Neşe güldü "Dokuz ay sonra" diye düzeltti.

 

"İnşallah kız olur."

 

"Ben erkek istiyorum" dedi Neşe üstünü değiştirmeye başlayıp "Ama bebeğimizin sağlıklı olması her şeyden önemli."

 

Cihan karısına sarılıp anlını anlına dayadı "Annelik sana şimdiden yakıştı karıcığım. Seni karnın şiş ağır adımlarla yürüyeceğini düşündükçe içim sıcacık oluyor"

 

Neşe gülümsedi bir şeyler söylemeye hazırlanırken midesindeki bulantı yukarıya doğru yükselince yüzü ekşidi.
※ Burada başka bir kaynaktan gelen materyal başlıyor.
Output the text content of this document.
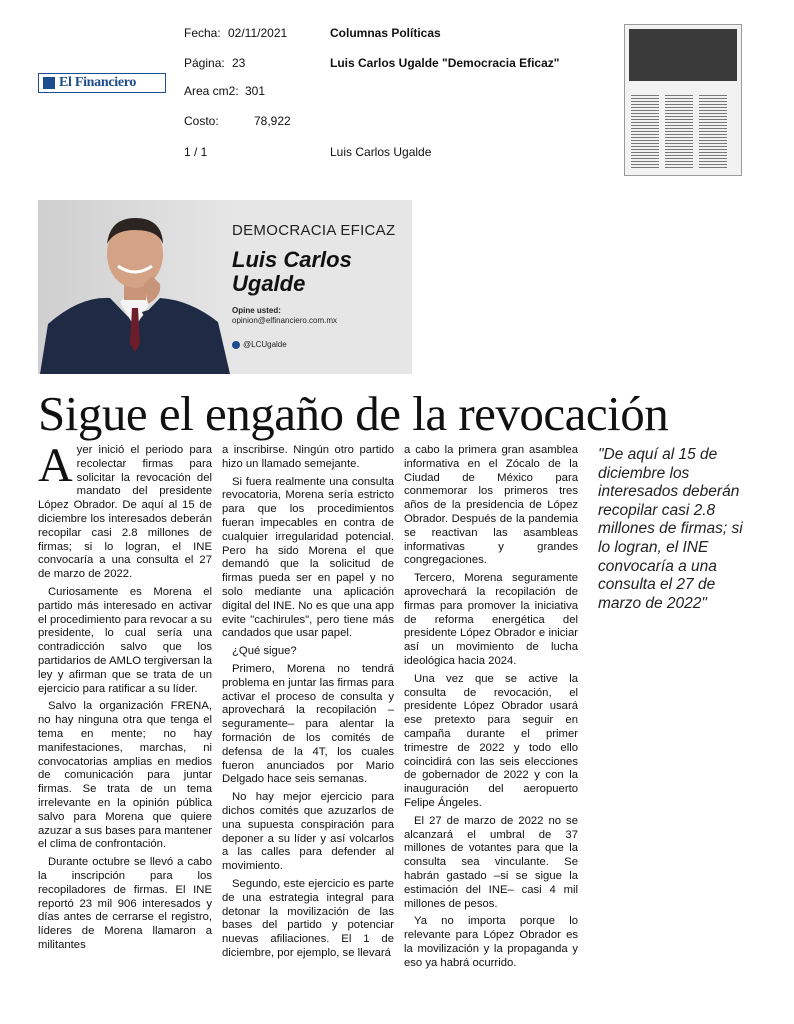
Fecha: 02/11/2021
Página: 23
Area cm2: 301
Costo:	78,922
1 / 1
Columnas Políticas
Luis Carlos Ugalde "Democracia Eficaz"
Luis Carlos Ugalde
El Financiero
DEMOCRACIA EFICAZ
Luis Carlos
Ugalde
Opine usted:
opinion@elfinanciero.com.mx
@LCUgalde
Sigue el engaño de la revocación

Ayer inició el periodo para recolectar firmas para solicitar la revocación del mandato del presidente López Obrador. De aquí al 15 de diciembre los interesados deberán recopilar casi 2.8 millones de firmas; si lo logran, el INE convocaría a una consulta el 27 de marzo de 2022.

Curiosamente es Morena el partido más interesado en activar el procedimiento para revocar a su presidente, lo cual sería una contradicción salvo que los partidarios de AMLO tergiversan la ley y afirman que se trata de un ejercicio para ratificar a su líder.

Salvo la organización FRENA, no hay ninguna otra que tenga el tema en mente; no hay manifestaciones, marchas, ni convocatorias amplias en medios de comunicación para juntar firmas. Se trata de un tema irrelevante en la opinión pública salvo para Morena que quiere azuzar a sus bases para mantener el clima de confrontación.

Durante octubre se llevó a cabo la inscripción para los recopiladores de firmas. El INE reportó 23 mil 906 interesados y días antes de cerrarse el registro, líderes de Morena llamaron a militantes

a inscribirse. Ningún otro partido hizo un llamado semejante.

Si fuera realmente una consulta revocatoria, Morena sería estricto para que los procedimientos fueran impecables en contra de cualquier irregularidad potencial. Pero ha sido Morena el que demandó que la solicitud de firmas pueda ser en papel y no solo mediante una aplicación digital del INE. No es que una app evite "cachirules", pero tiene más candados que usar papel.

¿Qué sigue?

Primero, Morena no tendrá problema en juntar las firmas para activar el proceso de consulta y aprovechará la recopilación –seguramente– para alentar la formación de los comités de defensa de la 4T, los cuales fueron anunciados por Mario Delgado hace seis semanas.

No hay mejor ejercicio para dichos comités que azuzarlos de una supuesta conspiración para deponer a su líder y así volcarlos a las calles para defender al movimiento.

Segundo, este ejercicio es parte de una estrategia integral para detonar la movilización de las bases del partido y potenciar nuevas afiliaciones. El 1 de diciembre, por ejemplo, se llevará

a cabo la primera gran asamblea informativa en el Zócalo de la Ciudad de México para conmemorar los primeros tres años de la presidencia de López Obrador. Después de la pandemia se reactivan las asambleas informativas y grandes congregaciones.

Tercero, Morena seguramente aprovechará la recopilación de firmas para promover la iniciativa de reforma energética del presidente López Obrador e iniciar así un movimiento de lucha ideológica hacia 2024.

Una vez que se active la consulta de revocación, el presidente López Obrador usará ese pretexto para seguir en campaña durante el primer trimestre de 2022 y todo ello coincidirá con las seis elecciones de gobernador de 2022 y con la inauguración del aeropuerto Felipe Ángeles.

El 27 de marzo de 2022 no se alcanzará el umbral de 37 millones de votantes para que la consulta sea vinculante. Se habrán gastado –si se sigue la estimación del INE– casi 4 mil millones de pesos.

Ya no importa porque lo relevante para López Obrador es la movilización y la propaganda y eso ya habrá ocurrido.

"De aquí al 15 de diciembre los interesados deberán recopilar casi 2.8 millones de firmas; si lo logran, el INE convocaría a una consulta el 27 de marzo de 2022"
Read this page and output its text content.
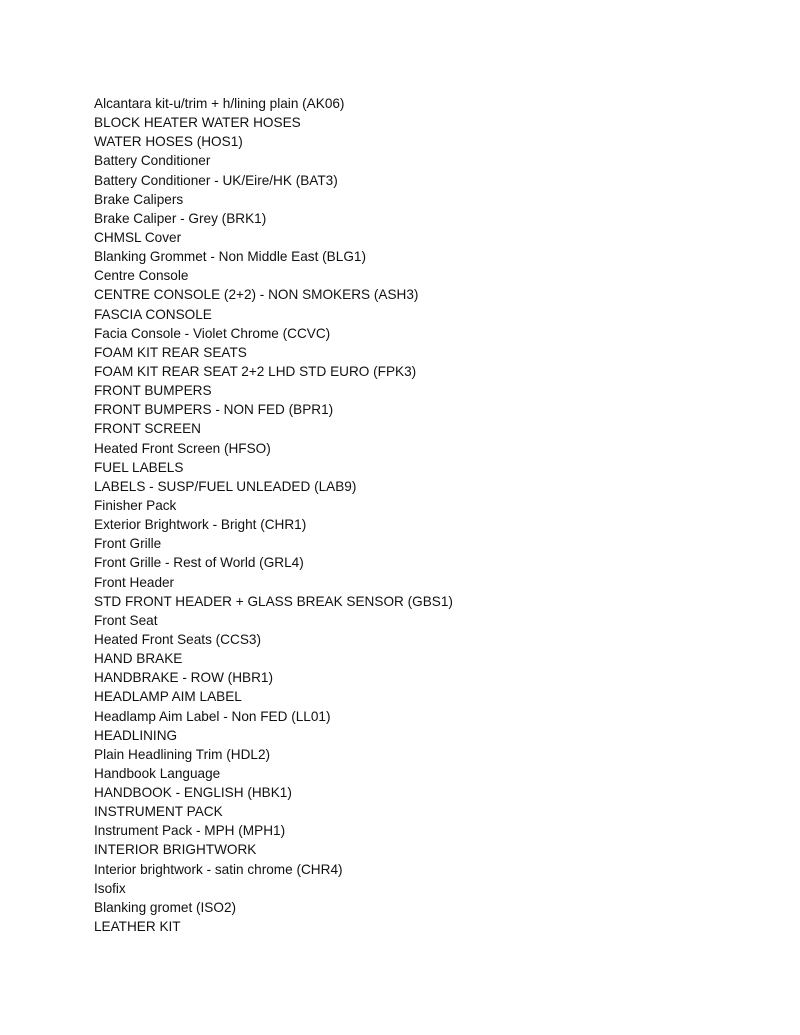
Alcantara kit-u/trim + h/lining plain (AK06)
BLOCK HEATER WATER HOSES
WATER HOSES (HOS1)
Battery Conditioner
Battery Conditioner - UK/Eire/HK (BAT3)
Brake Calipers
Brake Caliper - Grey (BRK1)
CHMSL Cover
Blanking Grommet - Non Middle East (BLG1)
Centre Console
CENTRE CONSOLE (2+2) - NON SMOKERS (ASH3)
FASCIA CONSOLE
Facia Console - Violet Chrome (CCVC)
FOAM KIT REAR SEATS
FOAM KIT REAR SEAT 2+2 LHD STD EURO (FPK3)
FRONT BUMPERS
FRONT BUMPERS - NON FED (BPR1)
FRONT SCREEN
Heated Front Screen (HFSO)
FUEL LABELS
LABELS - SUSP/FUEL UNLEADED (LAB9)
Finisher Pack
Exterior Brightwork - Bright (CHR1)
Front Grille
Front Grille - Rest of World (GRL4)
Front Header
STD FRONT HEADER + GLASS BREAK SENSOR (GBS1)
Front Seat
Heated Front Seats (CCS3)
HAND BRAKE
HANDBRAKE - ROW (HBR1)
HEADLAMP AIM LABEL
Headlamp Aim Label - Non FED (LL01)
HEADLINING
Plain Headlining Trim (HDL2)
Handbook Language
HANDBOOK - ENGLISH (HBK1)
INSTRUMENT PACK
Instrument Pack - MPH (MPH1)
INTERIOR BRIGHTWORK
Interior brightwork - satin chrome (CHR4)
Isofix
Blanking gromet (ISO2)
LEATHER KIT
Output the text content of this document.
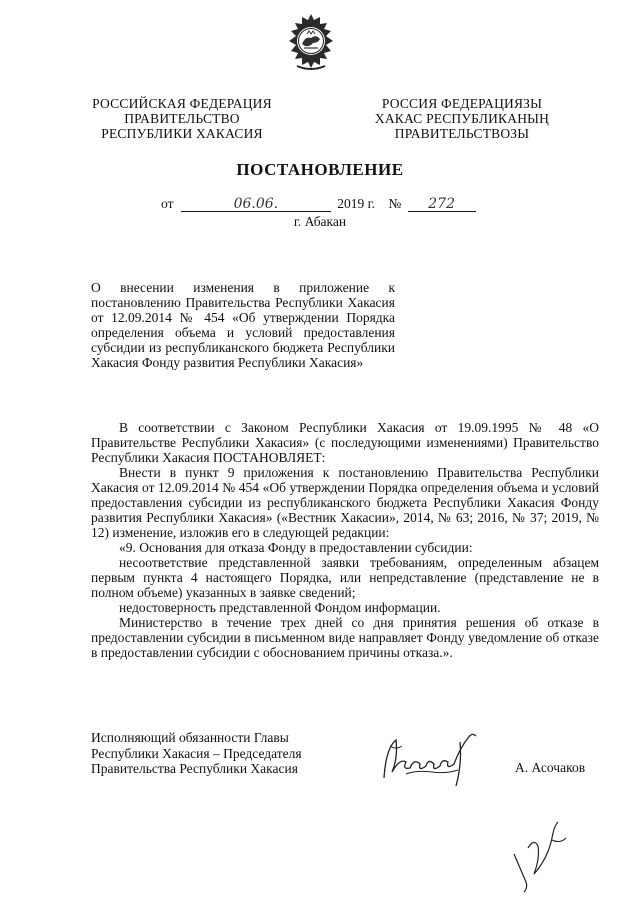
РОССИЙСКАЯ ФЕДЕРАЦИЯ
ПРАВИТЕЛЬСТВО
РЕСПУБЛИКИ ХАКАСИЯ
РОССИЯ ФЕДЕРАЦИЯЗЫ
ХАКАС РЕСПУБЛИКАНЫҢ
ПРАВИТЕЛЬСТВОЗЫ
ПОСТАНОВЛЕНИЕ
от	06.06.	2019 г. № 272
г. Абакан
О внесении изменения в приложение к постановлению Правительства Республики Хакасия от 12.09.2014 № 454 «Об утверждении Порядка определения объема и условий предоставления субсидии из республиканского бюджета Республики Хакасия Фонду развития Республики Хакасия»

В соответствии с Законом Республики Хакасия от 19.09.1995 № 48 «О Правительстве Республики Хакасия» (с последующими изменениями) Правительство Республики Хакасия ПОСТАНОВЛЯЕТ:

Внести в пункт 9 приложения к постановлению Правительства Республики Хакасия от 12.09.2014 № 454 «Об утверждении Порядка определения объема и условий предоставления субсидии из республиканского бюджета Республики Хакасия Фонду развития Республики Хакасия» («Вестник Хакасии», 2014, № 63; 2016, № 37; 2019, № 12) изменение, изложив его в следующей редакции:

«9. Основания для отказа Фонду в предоставлении субсидии:

несоответствие представленной заявки требованиям, определенным абзацем первым пункта 4 настоящего Порядка, или непредставление (представление не в полном объеме) указанных в заявке сведений;

недостоверность представленной Фондом информации.

Министерство в течение трех дней со дня принятия решения об отказе в предоставлении субсидии в письменном виде направляет Фонду уведомление об отказе в предоставлении субсидии с обоснованием причины отказа.».

Исполняющий обязанности Главы
Республики Хакасия – Председателя
Правительства Республики Хакасия	А. Асочаков
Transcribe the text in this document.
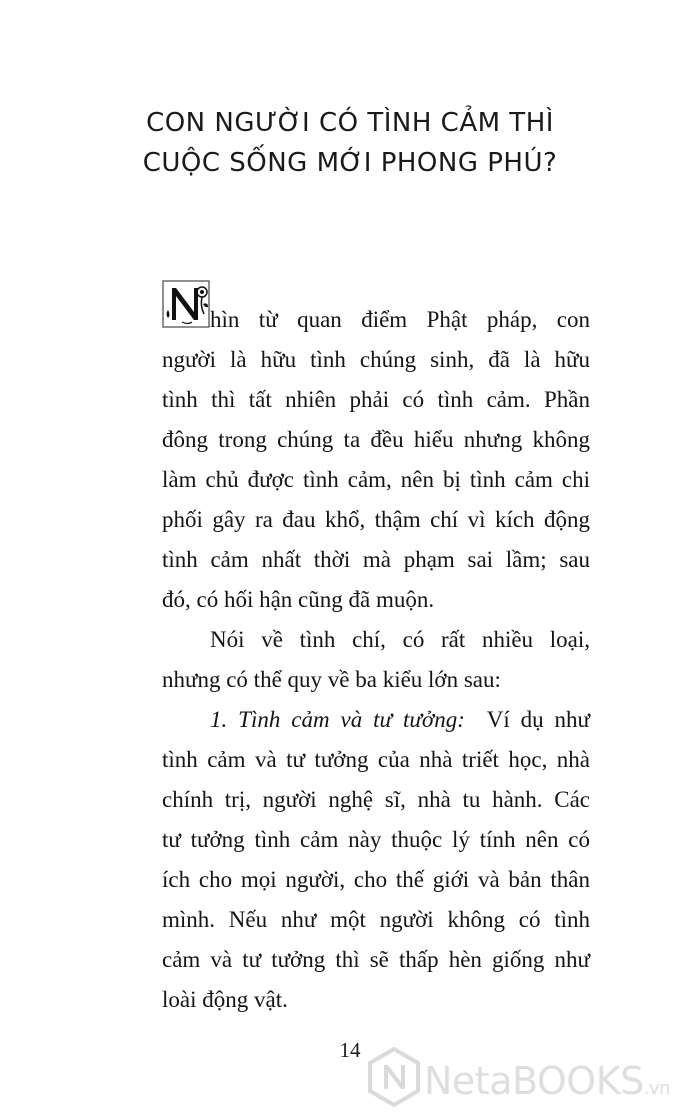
CON NGƯỜI CÓ TÌNH CẢM THÌ
CUỘC SỐNG MỚI PHONG PHÚ?
hìn từ quan điểm Phật pháp, con
người là hữu tình chúng sinh, đã là hữu
tình thì tất nhiên phải có tình cảm. Phần
đông trong chúng ta đều hiểu nhưng không
làm chủ được tình cảm, nên bị tình cảm chi
phối gây ra đau khổ, thậm chí vì kích động
tình cảm nhất thời mà phạm sai lầm; sau
đó, có hối hận cũng đã muộn.
Nói về tình chí, có rất nhiều loại,
nhưng có thể quy về ba kiểu lớn sau:
1. Tình cảm và tư tưởng: Ví dụ như
tình cảm và tư tưởng của nhà triết học, nhà
chính trị, người nghệ sĩ, nhà tu hành. Các
tư tưởng tình cảm này thuộc lý tính nên có
ích cho mọi người, cho thế giới và bản thân
mình. Nếu như một người không có tình
cảm và tư tưởng thì sẽ thấp hèn giống như
loài động vật.
14
NetaBOOKS.vn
Elini ağzına bastırıp hızlı adımlarla lavaboya gitti. Öğürmeye başladı. Doktor bulantılarının olacağını söylemişti. Yüzünü yıkayıp başını kaldırdı. Aynadan kendine bakarken gülümsedi. Hamileydi. Lösemiyken kemoterapi aldığında kusmak bir işkenceydi onun için. Ama şimdi kusmayı seviyordu. Kendi kendine gülerken "Hamileyim" dedi sevinçle. Elini karnına götürüp bebeğini hayal etti. Şimdilik bir fasulye tanesi kadardı. Elleri, ayakları, burnu, yüzü zamanla rahminde belirecek güzel sağlıklı bir bebeğe dönüşecekti. Onu kucağına almak için sabırsızlanıyordu.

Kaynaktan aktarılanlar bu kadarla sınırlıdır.